Just staying alive took all of her enormous, sustained will and continual work at rejuvenation. It also took the generous, daily offering of energy from the living entities that surrounded her. The trees, bushes, the island and Lake, the spirits of air and water, the rich, life-sustaining dirt and the ancient rocks that were the bones of this planet, all sustained her in her purpose.

She had committed herself to remembering so much, not only for her people but also for this adopted world, but she had forgotten how to die.

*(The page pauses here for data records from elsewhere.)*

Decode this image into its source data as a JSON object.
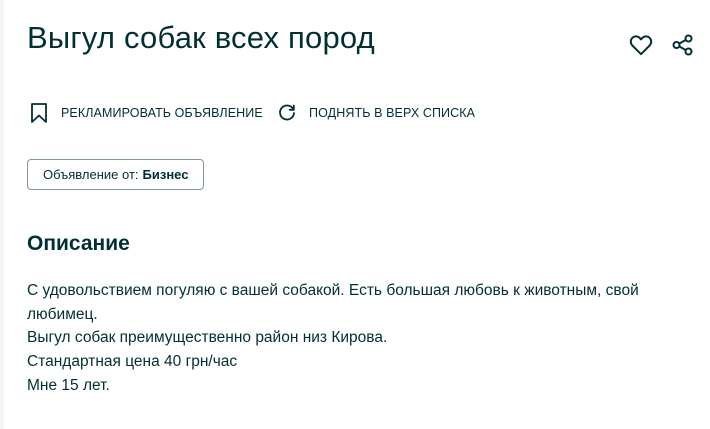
{
  "listing": {
    "title": "Выгул собак всех пород"
  },
  "actions": {
    "promote_label": "Рекламировать объявление",
    "lift_label": "Поднять в верх списка"
  },
  "seller": {
    "label": "Объявление от:",
    "value": "Бизнес"
  },
  "description": {
    "heading": "Описание",
    "lines": [
      "С удовольствием погуляю с вашей собакой. Есть большая любовь к животным, свой любимец.",
      "Выгул собак преимущественно район низ Кирова.",
      "Стандартная цена 40 грн/час",
      "Мне 15 лет."
    ]
  },
  "icons": {
    "favorite": "heart-icon",
    "share": "share-icon",
    "promote": "bookmark-icon",
    "lift": "refresh-icon"
  },
  "colors": {
    "text": "#002f34",
    "border": "#7f9799",
    "background": "#ffffff"
  }
}
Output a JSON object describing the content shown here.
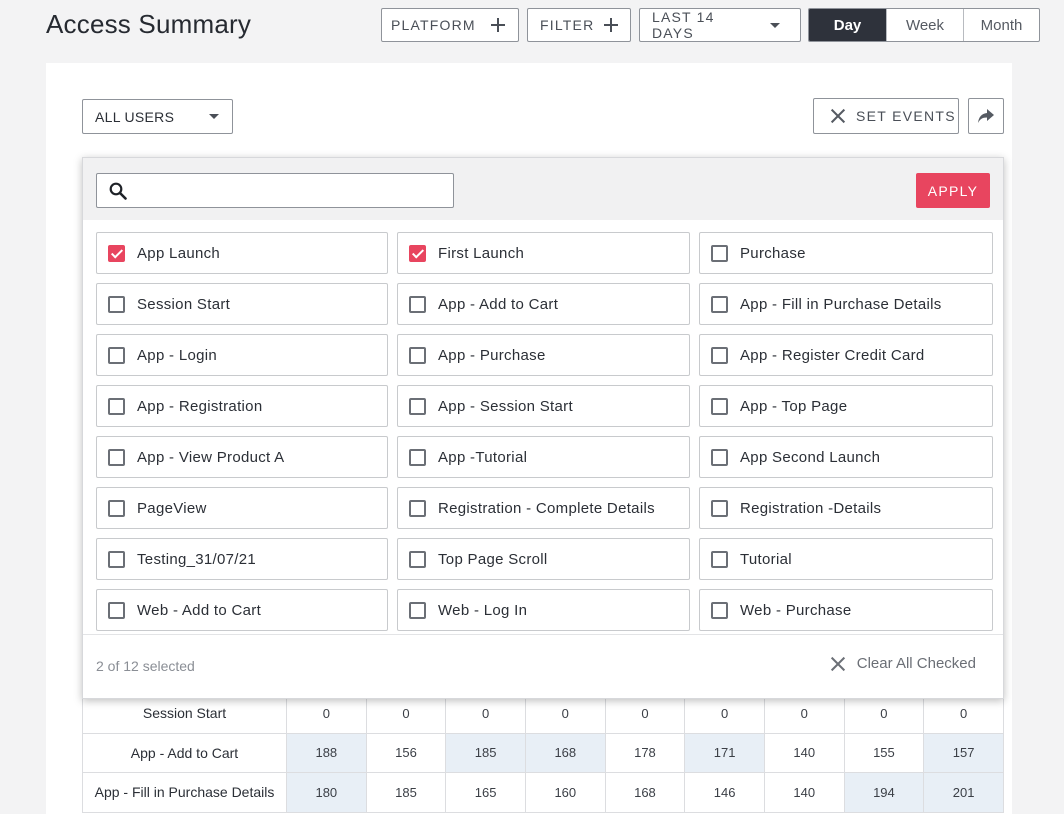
{
  "header": {
    "title": "Access Summary",
    "platform_label": "PLATFORM",
    "filter_label": "FILTER",
    "date_range_label": "LAST 14 DAYS",
    "granularity": [
      {
        "label": "Day",
        "active": true
      },
      {
        "label": "Week",
        "active": false
      },
      {
        "label": "Month",
        "active": false
      }
    ]
  },
  "toolbar": {
    "user_segment": "ALL USERS",
    "set_events_label": "SET EVENTS"
  },
  "event_picker": {
    "search_placeholder": "",
    "apply_label": "APPLY",
    "events": [
      {
        "label": "App Launch",
        "checked": true
      },
      {
        "label": "First Launch",
        "checked": true
      },
      {
        "label": "Purchase",
        "checked": false
      },
      {
        "label": "Session Start",
        "checked": false
      },
      {
        "label": "App - Add to Cart",
        "checked": false
      },
      {
        "label": "App - Fill in Purchase Details",
        "checked": false
      },
      {
        "label": "App - Login",
        "checked": false
      },
      {
        "label": "App - Purchase",
        "checked": false
      },
      {
        "label": "App - Register Credit Card",
        "checked": false
      },
      {
        "label": "App - Registration",
        "checked": false
      },
      {
        "label": "App - Session Start",
        "checked": false
      },
      {
        "label": "App - Top Page",
        "checked": false
      },
      {
        "label": "App - View Product A",
        "checked": false
      },
      {
        "label": "App -Tutorial",
        "checked": false
      },
      {
        "label": "App Second Launch",
        "checked": false
      },
      {
        "label": "PageView",
        "checked": false
      },
      {
        "label": "Registration - Complete Details",
        "checked": false
      },
      {
        "label": "Registration -Details",
        "checked": false
      },
      {
        "label": "Testing_31/07/21",
        "checked": false
      },
      {
        "label": "Top Page Scroll",
        "checked": false
      },
      {
        "label": "Tutorial",
        "checked": false
      },
      {
        "label": "Web - Add to Cart",
        "checked": false
      },
      {
        "label": "Web - Log In",
        "checked": false
      },
      {
        "label": "Web - Purchase",
        "checked": false
      }
    ],
    "selected_count_text": "2 of 12 selected",
    "clear_label": "Clear All Checked"
  },
  "table": {
    "rows": [
      {
        "label": "Session Start",
        "values": [
          "0",
          "0",
          "0",
          "0",
          "0",
          "0",
          "0",
          "0",
          "0"
        ],
        "highlight": [
          false,
          false,
          false,
          false,
          false,
          false,
          false,
          false,
          false
        ]
      },
      {
        "label": "App - Add to Cart",
        "values": [
          "188",
          "156",
          "185",
          "168",
          "178",
          "171",
          "140",
          "155",
          "157"
        ],
        "highlight": [
          true,
          false,
          true,
          true,
          false,
          true,
          false,
          false,
          true
        ]
      },
      {
        "label": "App - Fill in Purchase Details",
        "values": [
          "180",
          "185",
          "165",
          "160",
          "168",
          "146",
          "140",
          "194",
          "201"
        ],
        "highlight": [
          true,
          false,
          false,
          false,
          false,
          false,
          false,
          true,
          true
        ]
      }
    ]
  },
  "colors": {
    "accent": "#e8455f",
    "active_segment": "#2e323b",
    "highlight_cell": "#e8eff6"
  }
}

Somewhere deep inside, though, her body knew better and longed to return to the earth. She was so tired that drawing each breath was a conscious choice. Only Creator knew how long she might have to wait for all four of them to be in one area again, awake and aware and able to do battle.

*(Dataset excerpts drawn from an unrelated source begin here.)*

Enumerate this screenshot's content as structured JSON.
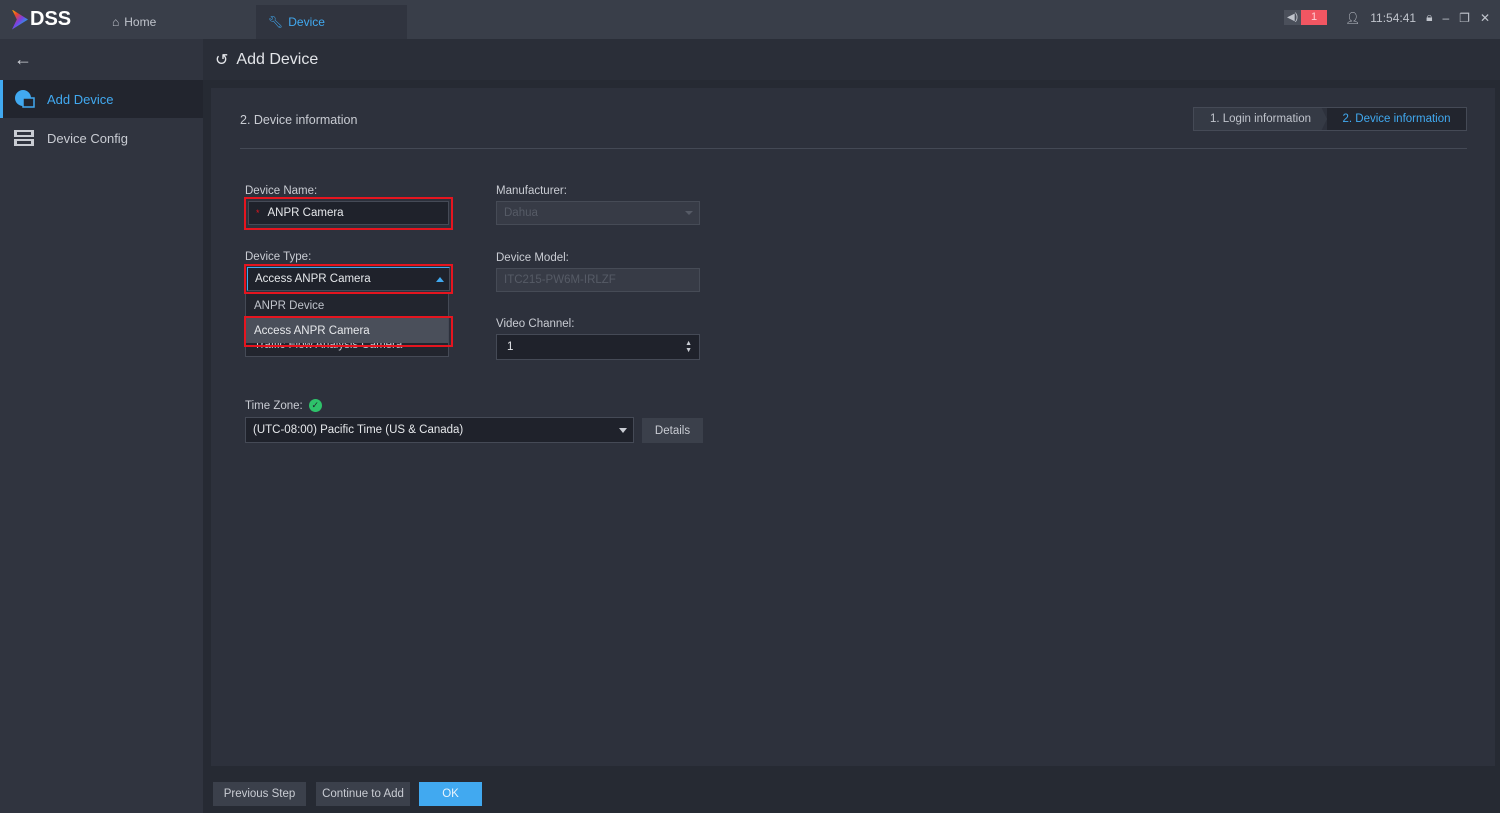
{
  "app": {
    "logo": "DSS",
    "tabs": [
      {
        "label": "Home",
        "icon": "home-icon"
      },
      {
        "label": "Device",
        "icon": "wrench-icon"
      }
    ]
  },
  "system": {
    "alarm_count": "1",
    "time": "11:54:41"
  },
  "sidebar": {
    "items": [
      {
        "label": "Add Device",
        "icon": "add-device-icon",
        "active": true
      },
      {
        "label": "Device Config",
        "icon": "device-config-icon"
      }
    ]
  },
  "header": {
    "title": "Add Device"
  },
  "form": {
    "section_title": "2. Device information",
    "steps": [
      "1. Login information",
      "2. Device information"
    ],
    "device_name": {
      "label": "Device Name:",
      "value": "ANPR Camera",
      "required_mark": "*"
    },
    "device_type": {
      "label": "Device Type:",
      "value": "Access ANPR Camera",
      "options": [
        "ANPR Device",
        "Access ANPR Camera",
        "Traffic Flow Analysis Camera"
      ]
    },
    "manufacturer": {
      "label": "Manufacturer:",
      "value": "Dahua"
    },
    "device_model": {
      "label": "Device Model:",
      "value": "ITC215-PW6M-IRLZF"
    },
    "video_channel": {
      "label": "Video Channel:",
      "value": "1"
    },
    "time_zone": {
      "label": "Time Zone:",
      "value": "(UTC-08:00) Pacific Time (US & Canada)",
      "details": "Details"
    }
  },
  "footer": {
    "previous": "Previous Step",
    "continue": "Continue to Add",
    "ok": "OK"
  },
  "colors": {
    "accent": "#41a9f0",
    "highlight": "#e5151f",
    "alarm": "#f25662",
    "ok": "#2ec26a"
  }
}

Besides, taking Michael’s and Mary’s lives didn’t feel right, no matter what kind of brutal sense it made or how she was tempted.

They were flawed and inconvenient tools, but wasn’t she just as flawed and just as inconvenient? Who could say that they would become any better in their next life or the lifetime after that?

How twisted had her reality become if she had to kill them to keep them safe?

Over the centuries, she had watched Michael’s spirit grow more edged and feral without Mary’s presence to balance and temper him. Astra had been poised to kill him as a child because of his potential danger to society. She had also been relieved he had responded to her so that she never had to make that choice.

She would wait and hope he still responded to her. Maybe she had pushed him hard enough already. She sucked on her withered cheeks and said nothing more.

Besides, she had warned him enough over the years. Now she had to sit back and trust him to remember.

Soul mates did not always equate with romantic love.

Balanced energies did not always equate with compatibility. Opposites not only attracted. They also repelled. Completion did not guarantee hearts and flowers, or even friendship.